My experiments show that grid should be chosen for each predictor separately, then the quality gain is observed, but CatBoost can't do it, and I can't build a grid and I have to build grids and upload them to csv, and then iterate through them to evaluate behavior of targets in them. I think this is a very promising feature, but I need to translate the code into MQL.

Do you have it in the settings of the model (parameters)? I don't know what it is

if not in the settings, then it's bullshit.

 
Maxim Dmitrievsky:

in the settings of the model itself (parameters) is it? I dunno what it is

If it's not in the settings, then bullshit.

It is in the settings, at least for the command line

--feature-border-type

Thequantization mode for numerical features.

Possible values:
  • Median
  • Uniform
  • UniformAndQuantiles
  • MaxLogSum
  • MinEntropy
  • GreedyLogSum
Quantization - CatBoost. Documentation
  • catboost.ai
Mode How splits are chosen Combine the splits obtained in the following modes, after first halving the quantization size provided by the starting parameters for each of them: Maximize the value of the following expression inside each bucket: Minimize the value of the following expression inside each bucket: Maximize the greedy approximation of...
 
Aleksey Vyazmikin:

It is in the settings, at least for the command line

--feature-border-type

Thequantization mode for numerical features.

Possible values:
  • Median
  • Uniform
  • UniformAndQuantiles
  • MaxLogSum
  • MinEntropy
  • GreedyLogSum

Does it make a big difference? It should be within a percent

 
Aleksey Vyazmikin:

With a uniform distribution is clear - I would first create an array of unique values and use it to cut.
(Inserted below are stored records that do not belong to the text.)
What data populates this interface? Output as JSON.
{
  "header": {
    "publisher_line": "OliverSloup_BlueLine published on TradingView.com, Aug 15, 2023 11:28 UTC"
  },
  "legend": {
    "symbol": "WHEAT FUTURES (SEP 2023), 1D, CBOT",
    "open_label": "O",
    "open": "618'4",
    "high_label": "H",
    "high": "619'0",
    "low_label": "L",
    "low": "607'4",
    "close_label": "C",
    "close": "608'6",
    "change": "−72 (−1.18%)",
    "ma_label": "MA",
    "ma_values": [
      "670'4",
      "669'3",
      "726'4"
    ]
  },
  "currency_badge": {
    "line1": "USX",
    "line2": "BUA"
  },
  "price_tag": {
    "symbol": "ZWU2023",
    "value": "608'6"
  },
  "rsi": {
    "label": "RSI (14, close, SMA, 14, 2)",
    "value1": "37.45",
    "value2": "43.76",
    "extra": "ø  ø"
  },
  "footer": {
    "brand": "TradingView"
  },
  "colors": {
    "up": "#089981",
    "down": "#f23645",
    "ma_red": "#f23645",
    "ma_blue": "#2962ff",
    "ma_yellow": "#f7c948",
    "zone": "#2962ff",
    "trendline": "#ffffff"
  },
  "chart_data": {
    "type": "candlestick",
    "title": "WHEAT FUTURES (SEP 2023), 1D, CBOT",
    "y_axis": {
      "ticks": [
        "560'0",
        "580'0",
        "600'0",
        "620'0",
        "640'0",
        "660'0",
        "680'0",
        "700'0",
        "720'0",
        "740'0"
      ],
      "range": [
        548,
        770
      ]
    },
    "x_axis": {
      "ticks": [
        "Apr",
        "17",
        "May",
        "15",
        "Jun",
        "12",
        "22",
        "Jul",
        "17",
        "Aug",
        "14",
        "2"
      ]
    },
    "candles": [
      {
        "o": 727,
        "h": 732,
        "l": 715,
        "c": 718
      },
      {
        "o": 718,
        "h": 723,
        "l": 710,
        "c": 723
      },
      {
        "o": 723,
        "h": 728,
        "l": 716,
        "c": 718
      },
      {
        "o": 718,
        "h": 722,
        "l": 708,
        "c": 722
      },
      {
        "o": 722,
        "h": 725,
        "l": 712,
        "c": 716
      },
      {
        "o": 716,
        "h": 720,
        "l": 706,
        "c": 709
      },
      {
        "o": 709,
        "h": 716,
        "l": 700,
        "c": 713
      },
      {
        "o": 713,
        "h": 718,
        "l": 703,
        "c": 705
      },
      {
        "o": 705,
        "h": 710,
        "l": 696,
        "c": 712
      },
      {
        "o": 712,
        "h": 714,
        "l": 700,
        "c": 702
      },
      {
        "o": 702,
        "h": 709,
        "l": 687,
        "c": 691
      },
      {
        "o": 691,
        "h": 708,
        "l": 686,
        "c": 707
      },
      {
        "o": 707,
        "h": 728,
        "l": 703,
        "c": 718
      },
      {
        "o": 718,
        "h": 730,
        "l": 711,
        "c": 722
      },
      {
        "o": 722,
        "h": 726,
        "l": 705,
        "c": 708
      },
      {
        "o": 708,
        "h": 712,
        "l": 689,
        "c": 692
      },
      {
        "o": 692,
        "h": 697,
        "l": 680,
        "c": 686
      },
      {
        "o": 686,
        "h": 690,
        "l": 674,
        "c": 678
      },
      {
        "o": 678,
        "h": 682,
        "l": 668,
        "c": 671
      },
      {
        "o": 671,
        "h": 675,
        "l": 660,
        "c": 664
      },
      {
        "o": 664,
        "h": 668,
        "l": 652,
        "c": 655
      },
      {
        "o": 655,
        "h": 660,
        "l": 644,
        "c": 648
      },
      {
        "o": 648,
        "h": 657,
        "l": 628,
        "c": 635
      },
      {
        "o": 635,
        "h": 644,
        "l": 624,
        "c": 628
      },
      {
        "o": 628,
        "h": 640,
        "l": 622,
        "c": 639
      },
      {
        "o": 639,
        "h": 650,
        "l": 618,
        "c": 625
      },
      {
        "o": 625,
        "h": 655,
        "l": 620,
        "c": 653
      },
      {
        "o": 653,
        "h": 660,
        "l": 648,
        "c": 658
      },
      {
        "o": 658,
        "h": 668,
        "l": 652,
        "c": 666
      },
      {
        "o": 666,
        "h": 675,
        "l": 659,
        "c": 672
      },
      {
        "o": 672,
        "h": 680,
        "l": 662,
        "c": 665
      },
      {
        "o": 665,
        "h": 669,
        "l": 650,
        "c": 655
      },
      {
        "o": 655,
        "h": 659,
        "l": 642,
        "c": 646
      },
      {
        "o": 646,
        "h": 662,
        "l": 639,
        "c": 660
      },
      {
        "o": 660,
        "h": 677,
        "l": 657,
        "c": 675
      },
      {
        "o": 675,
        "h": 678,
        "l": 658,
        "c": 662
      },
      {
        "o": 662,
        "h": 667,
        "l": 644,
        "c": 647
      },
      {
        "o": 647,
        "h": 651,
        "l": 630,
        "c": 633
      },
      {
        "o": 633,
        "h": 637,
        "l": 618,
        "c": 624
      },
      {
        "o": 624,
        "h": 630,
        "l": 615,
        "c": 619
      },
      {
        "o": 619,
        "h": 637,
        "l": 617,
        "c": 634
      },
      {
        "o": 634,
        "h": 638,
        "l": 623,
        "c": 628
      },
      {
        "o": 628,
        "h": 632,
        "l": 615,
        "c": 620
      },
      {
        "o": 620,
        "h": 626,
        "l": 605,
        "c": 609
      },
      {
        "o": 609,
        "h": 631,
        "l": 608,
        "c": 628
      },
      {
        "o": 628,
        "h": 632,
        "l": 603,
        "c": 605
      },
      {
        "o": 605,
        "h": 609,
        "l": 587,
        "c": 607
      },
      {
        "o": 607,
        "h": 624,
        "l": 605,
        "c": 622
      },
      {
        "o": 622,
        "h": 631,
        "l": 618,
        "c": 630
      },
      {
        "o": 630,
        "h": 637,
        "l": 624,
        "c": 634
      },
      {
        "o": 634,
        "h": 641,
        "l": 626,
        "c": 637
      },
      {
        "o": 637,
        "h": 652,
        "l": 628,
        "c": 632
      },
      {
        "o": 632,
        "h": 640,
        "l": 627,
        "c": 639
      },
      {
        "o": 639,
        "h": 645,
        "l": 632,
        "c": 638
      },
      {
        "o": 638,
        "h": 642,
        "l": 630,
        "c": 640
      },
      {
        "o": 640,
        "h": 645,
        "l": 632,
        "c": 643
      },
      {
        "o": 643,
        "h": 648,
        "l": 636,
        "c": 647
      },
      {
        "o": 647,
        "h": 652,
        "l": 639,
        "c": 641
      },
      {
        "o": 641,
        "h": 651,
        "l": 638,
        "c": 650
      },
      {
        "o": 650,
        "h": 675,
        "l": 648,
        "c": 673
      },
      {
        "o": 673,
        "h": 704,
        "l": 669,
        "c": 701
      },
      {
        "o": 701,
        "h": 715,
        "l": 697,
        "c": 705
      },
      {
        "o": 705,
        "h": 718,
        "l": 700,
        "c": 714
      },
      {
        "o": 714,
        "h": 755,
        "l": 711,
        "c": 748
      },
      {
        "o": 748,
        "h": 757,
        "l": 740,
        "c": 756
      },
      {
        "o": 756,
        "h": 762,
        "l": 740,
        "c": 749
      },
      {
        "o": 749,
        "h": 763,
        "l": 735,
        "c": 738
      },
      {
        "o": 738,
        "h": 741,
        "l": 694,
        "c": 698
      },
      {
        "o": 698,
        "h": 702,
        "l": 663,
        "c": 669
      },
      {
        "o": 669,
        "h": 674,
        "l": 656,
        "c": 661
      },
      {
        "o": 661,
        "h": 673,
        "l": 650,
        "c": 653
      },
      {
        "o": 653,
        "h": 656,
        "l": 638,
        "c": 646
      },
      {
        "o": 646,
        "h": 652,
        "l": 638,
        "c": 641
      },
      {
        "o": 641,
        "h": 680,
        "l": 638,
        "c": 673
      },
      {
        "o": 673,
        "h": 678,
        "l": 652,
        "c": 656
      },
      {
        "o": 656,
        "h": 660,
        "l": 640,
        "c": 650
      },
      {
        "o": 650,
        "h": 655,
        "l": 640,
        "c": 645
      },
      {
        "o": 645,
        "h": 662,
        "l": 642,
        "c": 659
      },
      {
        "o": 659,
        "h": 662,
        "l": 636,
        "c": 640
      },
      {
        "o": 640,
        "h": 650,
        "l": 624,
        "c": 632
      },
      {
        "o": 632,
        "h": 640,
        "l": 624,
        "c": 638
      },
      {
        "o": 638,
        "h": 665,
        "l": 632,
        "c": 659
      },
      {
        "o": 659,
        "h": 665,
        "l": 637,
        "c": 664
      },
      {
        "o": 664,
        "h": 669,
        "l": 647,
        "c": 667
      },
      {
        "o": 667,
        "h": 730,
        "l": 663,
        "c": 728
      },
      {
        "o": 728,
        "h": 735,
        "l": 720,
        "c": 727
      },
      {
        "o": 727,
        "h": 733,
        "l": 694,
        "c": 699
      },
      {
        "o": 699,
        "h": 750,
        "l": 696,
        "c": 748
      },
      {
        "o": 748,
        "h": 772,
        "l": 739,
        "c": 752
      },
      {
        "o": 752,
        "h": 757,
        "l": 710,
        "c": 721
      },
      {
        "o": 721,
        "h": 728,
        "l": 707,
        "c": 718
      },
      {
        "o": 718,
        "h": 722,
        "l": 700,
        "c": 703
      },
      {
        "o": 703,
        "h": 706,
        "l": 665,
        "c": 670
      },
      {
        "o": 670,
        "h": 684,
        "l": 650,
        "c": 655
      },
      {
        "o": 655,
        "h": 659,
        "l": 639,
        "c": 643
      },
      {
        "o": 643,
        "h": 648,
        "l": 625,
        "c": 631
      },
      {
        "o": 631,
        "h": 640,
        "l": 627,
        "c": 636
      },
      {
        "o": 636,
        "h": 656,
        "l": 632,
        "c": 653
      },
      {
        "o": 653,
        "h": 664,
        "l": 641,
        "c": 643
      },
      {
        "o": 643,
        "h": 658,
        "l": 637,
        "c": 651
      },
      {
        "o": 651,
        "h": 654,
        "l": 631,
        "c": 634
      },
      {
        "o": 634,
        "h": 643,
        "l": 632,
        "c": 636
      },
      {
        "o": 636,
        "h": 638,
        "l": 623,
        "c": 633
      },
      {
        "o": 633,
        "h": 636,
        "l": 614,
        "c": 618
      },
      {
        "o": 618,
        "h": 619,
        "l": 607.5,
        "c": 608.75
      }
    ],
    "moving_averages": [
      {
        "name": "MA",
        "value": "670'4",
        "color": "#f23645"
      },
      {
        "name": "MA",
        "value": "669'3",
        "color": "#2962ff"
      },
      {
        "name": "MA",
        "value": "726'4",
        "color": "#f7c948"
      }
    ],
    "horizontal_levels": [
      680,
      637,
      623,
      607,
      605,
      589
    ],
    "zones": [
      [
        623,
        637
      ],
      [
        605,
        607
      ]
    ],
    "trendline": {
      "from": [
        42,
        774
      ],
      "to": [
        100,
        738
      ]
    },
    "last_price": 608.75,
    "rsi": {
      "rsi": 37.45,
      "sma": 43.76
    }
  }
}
But there are other methods to divide the grid:

If you have unique values, it will be a mess. For example, a total of 100 strings of which 10 are unique, 2 of them by 45 strings and 8 by 1. Divided by 5 quanta, it's possible that only 5 by 1 will be chosen, and the 2 most representative (by 45) will be skipped.
 
Maxim Dmitrievsky:

And that makes a big difference? It should be within a percent difference.

Choosing the right partitioning makes a big difference.

Here's an example on Recall - up to 50% variation - for me that's significant.

Increasing the bounds from 16 to 512 in increments of 16 - though not in order on the histogram - my titles are a bit of a hindrance.


I am still experimenting with mesh selection, but it is already obvious that there are different predictors, for which I need different meshes, to observe the logic, and not only to fit.